Military Challenged to Provide Far-Forward Mental Health Care

by U.S. Medicine

January 22, 2011

BETHESDA, MD—For a handful of military mental health providers on the front lines, treating combat stress and trauma is an everyday occurrence. The military has begun to realize that the advice and care they furnish can often prevent acute battlefield trauma from becoming a chronic stateside problem.

Combat Stress Control

According to Col (S) Christopher Robinson, PhD, USAF, senior executive director of psychological health at the DCoE for Psychological Health and Traumatic Brain Injury, about 24% of soldiers serving in Iraq and Afghanistan reported having stress to the point that it negatively impacted their performance, with 18% having evidence of mental health problems.

“Of those who need help with psychological health problems, only about 50% seek it. And of those who desired help, only 42% got it,” Robinson said, while discussing the issue at the 3rd Annual Trauma Spectrum Conference at NIH last month. Half of those not receiving proper care put the blame on the stigma surrounding mental health care, as well as the lack of access to it.

To address this pervasive lack of care, the last two of the military’s Mental Health Advisory Team reports recommended the military deploy far-forward mental health professionals to deal with the acute psychological stress of combat in the places where that stress originates.

Robinson was deployed to Afghanistan where he served as the Combat Stress Detachment Commander for Regional Command-East. He was in charge of about 35 mental health professionals spread across 11 forward operating bases around the eastern part of the country. During his time there, his staff had 1,886 contacts with servicemembers helping them deal with the fall-out from combat exposure.

“We’re going even farther forward than most of the medical people. We’re getting combat skills training, because we’re in far-forward locations,” Robinson said. “And our focus is on keeping servicemembers in the fight—providing outreach to platoons with the highest levels of combat.”

Specifically, their mission is to perform combat stress control, including far-forward preventive services, in support of military forces; to preserve combat power on the battlefield; and to heighten return-to-duty rates for combat stress-related casualties. However, Robinson said he and his staff never ignored mental health needs of soldiers in order to keep them in combat.

Care in a Hostile Environment

The types of diagnoses given by Robinson and his staff were combat operational stress reactions (COSR) and more traditional behavioral health diagnosis, such as PTSD or depression.

“COSR is when someone in theater—a fairly normal, high functioning person—had something happen, and they develop some psychological problems,” Robinson said. “They don’t have a mental health diagnosis.”

Keeping the words “mental health” out of the conversation is important because of the stigma attached to it. If a soldier is told that such reactions to combat stress are normal and not an illness, they are more likely to talk about it and accept help. Robinson described the ways he and his staff garnered trust, including the occasional petty bribery. “People would send us candy. So we’d go around and give people candy, and they’d talk to us. The better candy we had, the more they wanted to talk. Everyone knew who we were, so people did not want to be seen talking to us.”
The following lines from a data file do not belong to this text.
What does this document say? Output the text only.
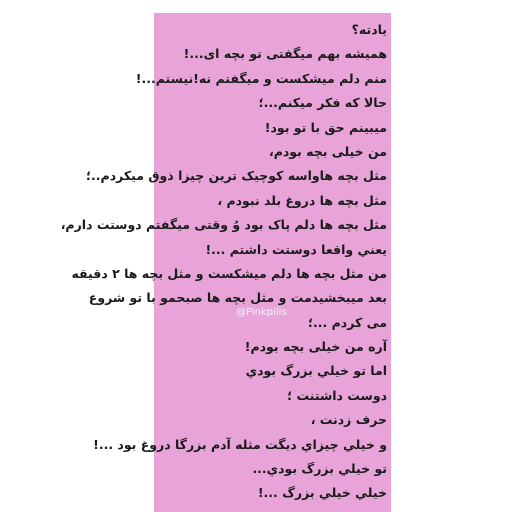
یادته؟
همیشه بهم میگفتی تو بچه ای...!
منم دلم میشکست و میگفتم نه!نیستم...!
حالا که فکر میکنم...؛
میبینم حق با تو بود!
من خیلی بچه بودم،
مثل بچه هاواسه کوچیک ترین چیزا ذوق میکردم..؛
مثل بچه ها دروغ بلد نبودم ،
مثل بچه ها دلم پاک بود وُ وقتی میگفتم دوستت دارم،
یعني واقعا دوستت داشتم ...!
من مثل بچه ها دلم میشکست و مثل بچه ها ۲ دقیقه
بعد میبخشیدمت و مثل بچه ها صبحمو با تو شروع
می کردم ...؛
آره من خیلی بچه بودم!
اما تو خیلي بزرگ بودي
دوست داشتنت ؛
حرف زدنت ،
و خیلي چیزاي دیگت مثله آدم بزرگا دروغ بود ...!
تو خیلي بزرگ بودي...
خیلي خیلي بزرگ ...!
@Pinkpills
Common problems included PTSD, depression, anxiety, marital problems, sleep problems, adjustment disorders, as well as suicidality and homicidal ideation. “Everyone’s armed,” Robinson said. “Homicidal ideation takes on a whole new sense of urgency.”

Most (92%) were eventually returned to duty without limitation, while others (6%) were returned with limitations—some of which illustrate the fine line mental health professionals have to walk in doing what is best for the soldier and not alienating that soldier from the rest of his unit. For example, if a soldier expresses suicidal or homicidal ideation or gestures, Robinson said that the firing pin in their gun might be removed during their time at base. “Because if you’re walking around without your weapon, people will be all over you.”

While serving in Afghanistan, Robinson also noticed that many soldiers came into the service with preexisting conditions—many of which went unrecognized until they were in close quarters at the FOB. “I think [the military] was having trouble recruiting people and they opened up the floodgates,” Robinson said. “We had people with histories that you would not believe, who were let out of a psychiatric hospital a couple weeks before being deployed.”

Even without the added pressure of soldiers with preexisting mental health problems, the challenges of providing far-forward mental health care are substantive. Along with the stigma, there is the issue of assuring privacy and confidentially in a place where everyone knows everyone else’s business. At the FOB, everyone is armed and frequently overusing caffeine, nicotine, and various performance enhancing supplements. Add to that mix the extreme swings between long periods of boredom and the sudden terrors of combat, and you have an environment that does not contribute to mental and emotional well-being.

“There’s continued exposure to traumatic stimuli,” Robinson said. “It’s very different from what you see [stateside]. If you see somebody in a car accident, they don’t go out the next day and get into another car accident, and another one the next day, and another one, and another one. That’s what it’s like here.”